On the icon, the Theotokos is depicted in full stature, holding a scroll in her right hand. Her left hand is turned in prayer to Jesus Christ, who is depicted in an aureole in the upper-right hand corner. Prince Andrew himself is depicted prayerfully, on his knees before the Theotokos. In variations of the icon, other saints may appear at the feet of the Virgin, such as saints Zosimus and Sabbatius of Solovki.

==Naming and residences==
The icon came to be named after Prince Andrew Bogoliubsky ("Lover of God") and was placed in the monastery he built. The church prince Andrew built was consecrated in honor of the Great Feast of the Nativity of the Theotokos, and the icon he commissioned was placed there. The monastery he built has come to be known as Bogolubsky Convent, and the town which grew up around it was called Bogolubovo. The icon of Our Lady of Vladimir remained in the convent while work was completed on the Dormition Cathedral in Vladimir, after which it was solemnly translated to the cathedral.

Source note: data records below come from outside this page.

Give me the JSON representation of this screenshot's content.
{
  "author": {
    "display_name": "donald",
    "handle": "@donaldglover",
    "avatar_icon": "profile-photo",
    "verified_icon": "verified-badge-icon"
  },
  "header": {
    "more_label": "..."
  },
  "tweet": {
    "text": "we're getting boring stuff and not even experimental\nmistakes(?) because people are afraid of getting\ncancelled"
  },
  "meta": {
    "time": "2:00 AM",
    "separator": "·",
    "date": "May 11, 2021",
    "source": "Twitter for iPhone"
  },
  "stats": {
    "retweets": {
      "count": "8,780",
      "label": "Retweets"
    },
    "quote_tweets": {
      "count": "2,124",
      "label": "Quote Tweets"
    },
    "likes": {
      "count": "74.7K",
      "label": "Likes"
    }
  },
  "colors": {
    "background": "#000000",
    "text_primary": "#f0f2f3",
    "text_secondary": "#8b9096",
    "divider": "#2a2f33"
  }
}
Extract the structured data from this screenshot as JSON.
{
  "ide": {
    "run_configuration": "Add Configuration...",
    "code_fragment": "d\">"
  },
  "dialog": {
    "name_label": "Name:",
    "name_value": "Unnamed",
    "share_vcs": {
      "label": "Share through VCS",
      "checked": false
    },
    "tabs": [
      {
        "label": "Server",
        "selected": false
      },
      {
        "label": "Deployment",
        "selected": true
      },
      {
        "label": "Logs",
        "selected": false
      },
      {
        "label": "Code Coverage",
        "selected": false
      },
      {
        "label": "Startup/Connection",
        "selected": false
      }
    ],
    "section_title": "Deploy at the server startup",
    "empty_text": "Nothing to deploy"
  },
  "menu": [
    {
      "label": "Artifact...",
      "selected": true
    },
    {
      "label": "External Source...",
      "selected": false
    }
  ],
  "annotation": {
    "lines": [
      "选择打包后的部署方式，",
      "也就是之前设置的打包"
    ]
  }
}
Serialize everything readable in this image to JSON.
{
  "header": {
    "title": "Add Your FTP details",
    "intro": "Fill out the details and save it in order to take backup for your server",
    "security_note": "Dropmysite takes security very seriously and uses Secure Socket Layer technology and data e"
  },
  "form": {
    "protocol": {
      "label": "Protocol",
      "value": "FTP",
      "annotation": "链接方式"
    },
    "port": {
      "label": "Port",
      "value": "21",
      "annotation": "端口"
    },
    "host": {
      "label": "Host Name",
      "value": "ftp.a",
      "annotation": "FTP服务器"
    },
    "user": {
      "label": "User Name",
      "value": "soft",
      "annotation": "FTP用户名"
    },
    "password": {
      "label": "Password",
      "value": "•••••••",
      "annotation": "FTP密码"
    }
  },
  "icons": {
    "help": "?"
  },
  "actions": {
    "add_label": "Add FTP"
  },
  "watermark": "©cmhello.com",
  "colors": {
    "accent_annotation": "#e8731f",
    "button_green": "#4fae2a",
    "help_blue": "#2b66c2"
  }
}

The original Bogolubskaya icon is kept in the Knyaginin Convent of Vladimir, but over the centuries numerous copies of the icon have been made, and it continues to be venerated in many churches both in Russia and throughout the world. Before the Bolshevik Revolution the icon was brought annually on May 21 (June 3) to the city Vladimir where it remained until July 16 (July 29), when it was returned from there to the monastery.

==Feast day==
In 1771 a feast day was established in honor of the Bogolubskaya icon and in memory of the deliverance of the city of Vladimir and its vicinity from plague. The feast day is June 18 (for those churches which use the traditional Julian Calendar, June 18 currently falls on July 1 of the modern Gregorian Calendar).